De tien woorden

Ons Pinksterfeest is afgeleid van het Joodse Sjawoe’ot. Vertaald: Wekenfeest. Het verwijst naar de 7 weken
die sinds Pesach (Pasen) voorbij zijn gegaan en waarin het Joodse volk zich, in herinnering, voorbereidt op
het ontvangen van de Thora. Want naast het feit dat het Wekenfeest een feest is rond het binnenhalen van
de eerste oogsten, is het vooral een feest ter ere van de Eeuwige die het Joodse volk de Thora heeft gegeven.
Het is genoegzaam bekend dat de kern van de Thora, de tien woorden (bij ons bekend als de Tien geboden)
door God zelf hoorbaar uitgesproken werden op de berg Sinaï.

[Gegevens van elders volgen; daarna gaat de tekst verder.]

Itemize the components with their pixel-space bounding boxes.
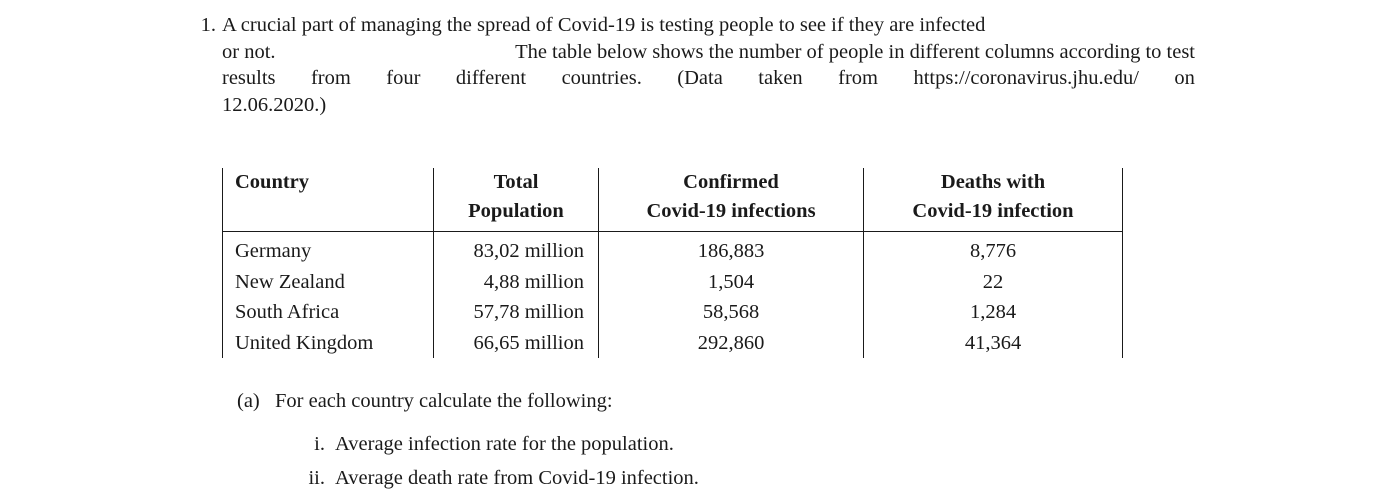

Er is echter een probleem: nergens in de Bijbel staat vermeld hoe de ‘tien woorden’ moeten worden
ingedeeld. Dus de indelingen die we in onze Bijbel kennen, zoals in Exodus 20 en in Deuteronomium 5, zijn
keuzes van de mensen die de tekst op schrift hebben gesteld. Voor een groot deel spreekt die indeling voor
zich, maar niet helemaal. Er wordt alleen vermeld dat het er 10 zijn (Ex. 34:28; Deut. 4:13; Deut. 10:4). In
Deut. 10:4 wordt ook vermeld dat de ‘tien woorden’ op 2 stenen tafelen geschreven werden.
Hoe de verdeling in tienen precies is, blijft, naar het lijkt, een interpretatieve keus. Zo zit in onze protestantse
hoofden de indeling zoals vermeld in de Heidelbergse Catechismus en zoals die in veel kerken op een
wandbord geschreven is. De Rooms-Katholieke kerk heeft gekozen om ‘onze’ eerste twee geboden als één
te lezen en heeft ‘ons’ tiende gebod in tweeën gedeeld (dit is ook de traditie in de Lutherse Kerk). Hun
negende gebod is een verbod om seksuele begeerten te hebben. De achtergrond is het verbod voor
geestelijken en kloosterlingen om in het huwelijk te treden (deze splitsing is mogelijk door de volgorde van
de eerste twee delen van het verbod om te begeren, zoals beschreven in Deut. 5).
Ook in de Joodse overlevering is een eigen keus gemaakt: De voor het christendom inleidende zin: “Ik ben
de Heere uw God, die u uit Egypte, uit het slavenhuis, uitgeleid hebt.” is voor hen het eerste gebod, met het
gevolg dat het tweede gebod een samenvoeging is van ‘onze’ eerste twee geboden. De achtergrond hiervan
is: alleen voor het Joodse volk geldt dat ze door de Eeuwige uit het slavenhuis Egypte zijn weggeleid. Maar
er is meer: als in het volgende gebod verboden wordt om andere goden te aanbidden, dan moet je weten
welke god je wel moet aanbidden. Welnu dat is de HERE, die als belangrijkste gebod “uw God” is.